Final Cut(50)



I open my eyes. Although small, the gravestone looms in front of me, and now there’s no escaping the truth. She lived only nineteen more months. It wasn’t just my life I destroyed when I went. I took with me any hope she might’ve once had.

‘Mum,’ I whisper. ‘It’s me. Sadie. I’m sorry.’

Nothing. Just the wind and my thudding heart. Guilt slams into me, its finger reaching into my mouth, my gut. But there’s no way I could’ve stayed. I have to remember that. I have to cling to that, no matter what else tries to throw me into the raging water.

And what was I expecting? A reply, ghostly and ethereal? Forgiveness?

It’s too late for all that. I had my chance, and I blew it.

‘I’ll figure out what’s going on,’ I say. ‘I’ll put it right.’





28


We reach the car. Gavin hands me the camera, wordlessly. Its solidity is reassuring and I hold it in my lap for a moment before pressing Play. The grainy scene resolves; I hear the crunch of a boot. A figure ahead, a woman staring at the gravestones. She steps forward, then bends down.

I know it’s me, but it doesn’t feel real. There’s a disconnection. My body shudders as I touch the stone, then there’s a jerky, vertiginous plummet before the image stabilises. When it does, we’re seeing the same scene but from a lower angle; the camera’s resting on the bench. Then Gavin appears, walking towards me. He crouches beside me, but I make no movement; there’s no sign I’ve even noticed. He holds out his hand to help me up, then together we walk back towards the camera, me in front, him following mutely behind.

I press Stop and put the device on the dashboard in front of me.

‘It’s what you wanted,’ says Gavin. ‘Isn’t it?’

I don’t know what to say. I don’t know what he saw, how much he heard. I’ve stopped crying but, even so, my eyes must be ringed with red.

‘Are you okay?’

I’m leaving her again. Out here in the cold, in the dark, loamy earth. Just like I left Geraldine. And Alice. And Aidan, though that was more a gradual drift.

And Daisy. I left her, too. I turn to Gavin.

‘I’m fine.’ I start the engine. ‘Let’s go.’

I park at the top of the village. The silence fans out like thick, black smoke.

‘I’m here for you,’ he says after a while. ‘If you want to talk about it.’
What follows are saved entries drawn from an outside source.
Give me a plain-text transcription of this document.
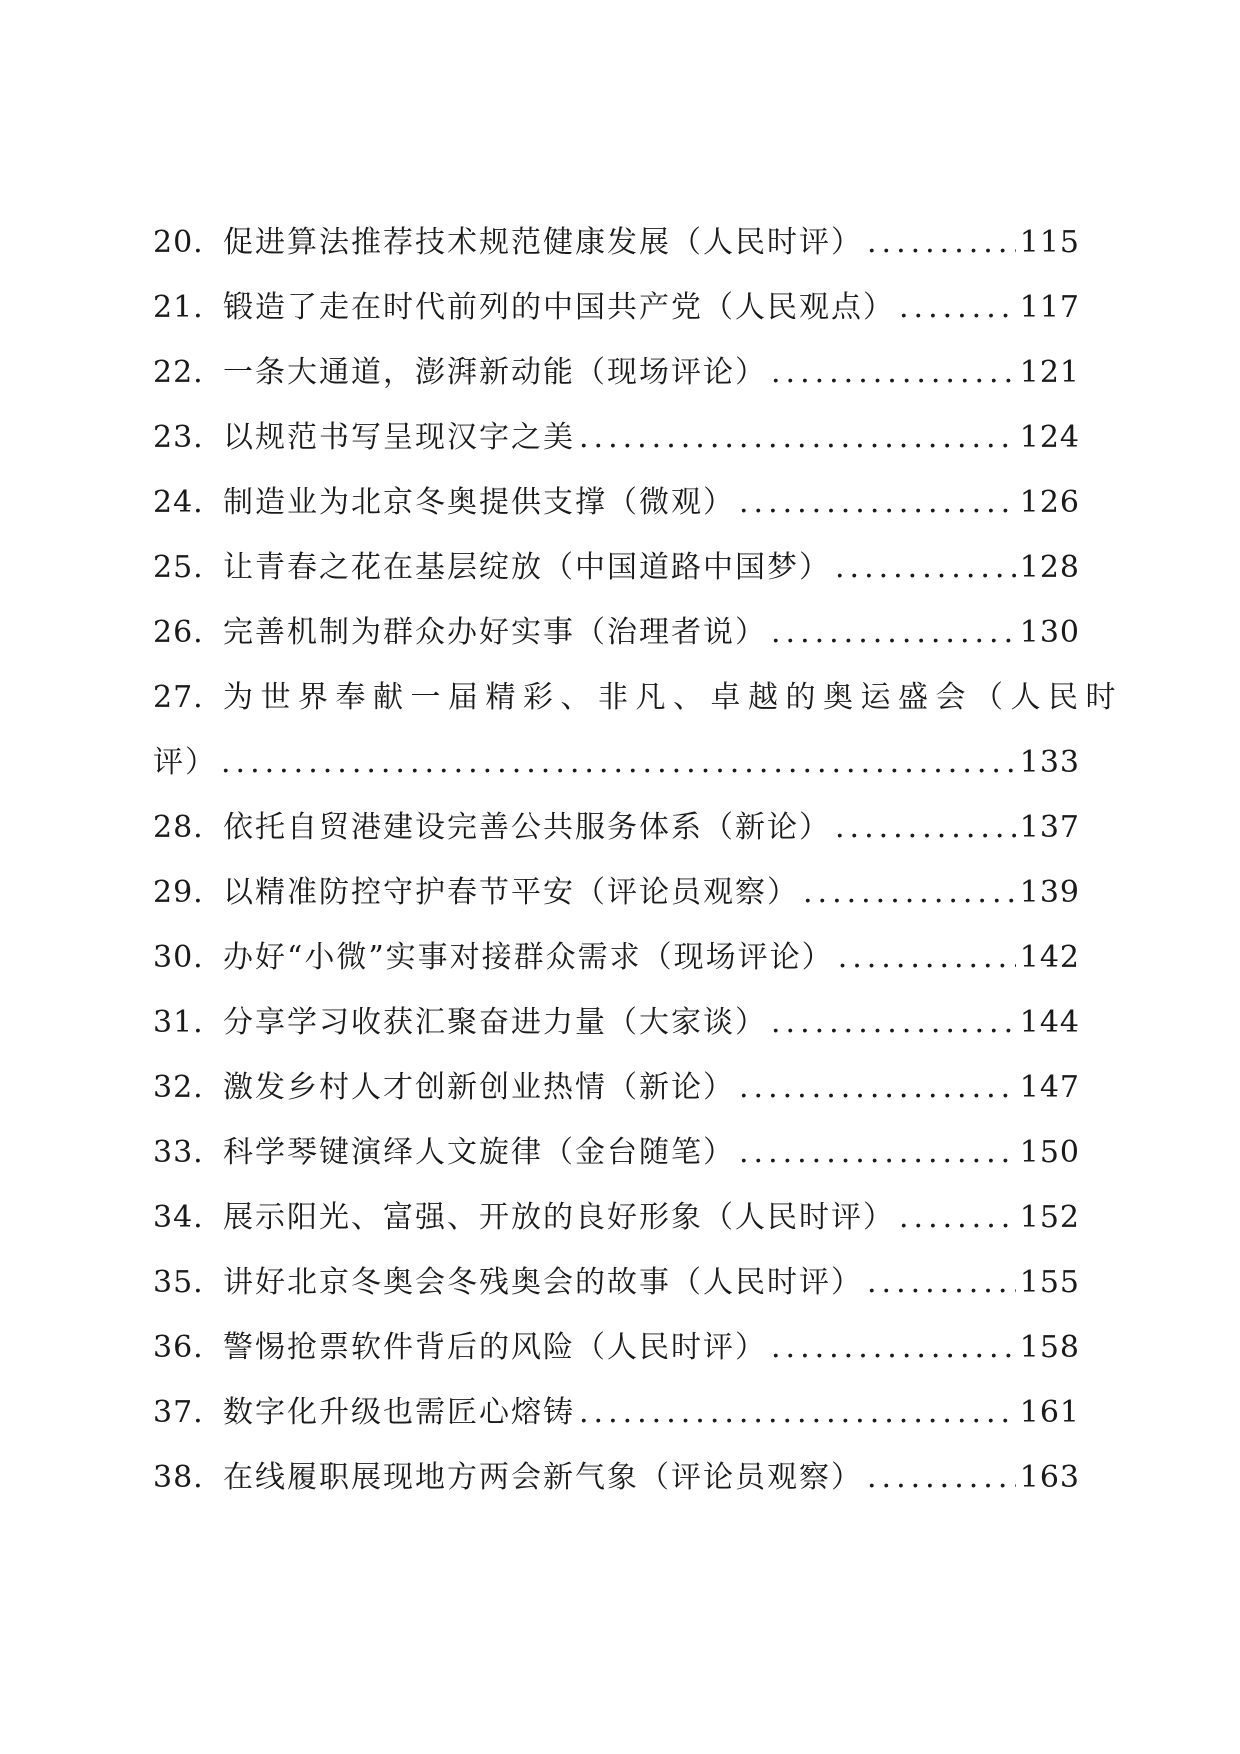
20. 促进算法推荐技术规范健康发展（人民时评） .....	115
21. 锻造了走在时代前列的中国共产党（人民观点） .....	117
22. 一条大通道，澎湃新动能（现场评论） .....	121
23. 以规范书写呈现汉字之美 .....	124
24. 制造业为北京冬奥提供支撑（微观） .....	126
25. 让青春之花在基层绽放（中国道路中国梦） .....	128
26. 完善机制为群众办好实事（治理者说） .....	130
27. 为世界奉献一届精彩、非凡、卓越的奥运盛会（人民时
评） .....	133
28. 依托自贸港建设完善公共服务体系（新论） .....	137
29. 以精准防控守护春节平安（评论员观察） .....	139
30. 办好“小微”实事对接群众需求（现场评论） .....	142
31. 分享学习收获汇聚奋进力量（大家谈） .....	144
32. 激发乡村人才创新创业热情（新论） .....	147
33. 科学琴键演绎人文旋律（金台随笔） .....	150
34. 展示阳光、富强、开放的良好形象（人民时评） .....	152
35. 讲好北京冬奥会冬残奥会的故事（人民时评） .....	155
36. 警惕抢票软件背后的风险（人民时评） .....	158
37. 数字化升级也需匠心熔铸 .....	161
38. 在线履职展现地方两会新气象（评论员观察） .....	163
He means it. He wants to help me. It’s not about me being in his debt. It’s not about him wanting to rescue me again, like that first night. It’s not like it was on the streets, people who wanted to help but only to make themselves feel good. Dare to deny them the opportunity, dare to tell them you’re fine, you don’t need anything right now, and they’re not pleased for you. Suddenly, you can go to hell. They’ve done their bit and you’re an ungrateful bitch throwing it back in their face.

‘Where had you been?’ I say. ‘That time you found me on the road. The night we met?’

‘What d’you mean?’

‘You told me you’d been with Bryan.’

He hesitates, just for a second. ‘I had.’

‘He says not. Why would he do that?’

‘I don’t know.’

I realise I want to believe him. ‘I know you want to help,’ I say softly. ‘But tell me the truth.’

‘I hadn’t been with him,’ he says cautiously. ‘Not exactly. I’d seen him. In the pub. I was on my own.’ He glances up. ‘But it amounts to the same thing. I knew he couldn’t have been driving the car that didn’t stop.’

I say nothing.

‘You believe me?’

‘Yes.’

‘What can I do? To help?’

‘Did she tell you how Sadie’s mum died?’

He seems confused for a moment then realises I mean the woman with the baby.

‘No.’

He’s quiet for a minute, but I can tell he wants to say something else.

‘Is Sadie the real reason you came here?’

I consider telling the truth. But how can I?

‘Partly, perhaps. I couldn’t stop thinking about her. I wish we’d stayed in touch.’

‘So how old would she be now?’

‘Dunno. Twenties?’

‘Why did you pretend your film wasn’t about what happened to the girls? You could’ve told me, you know. I only want—’

‘To help,’ I say. ‘I know. Thing is, it wasn’t, originally. But my producer suggested it. He’d read about Daisy. And Zoe.’

‘And it was too juicy a story not to come up and take a look?’

Juicy. The word stings. I’ve heard it before, back when I made Black Winter. It took a long time to win some of the girls over, to convince them I wasn’t just a voyeur trying to use their misery to make something of my own. ‘We just make a juicy story for you,’ one of them said. Several, in fact.

I look at Gavin. ‘You make me sound like I don’t care.’

‘Do you?’

‘Yes.’

He’s quiet for a long time. I remember after the awards, going back to find the women I’d filmed. They weren’t pleased to see me, though neither were they particularly upset. To them, I’d moved on, that’s all, like everyone does, if they don’t die first. As I handed over the envelope of cash – three thousand pounds – I told them it was theirs. It always had been, really.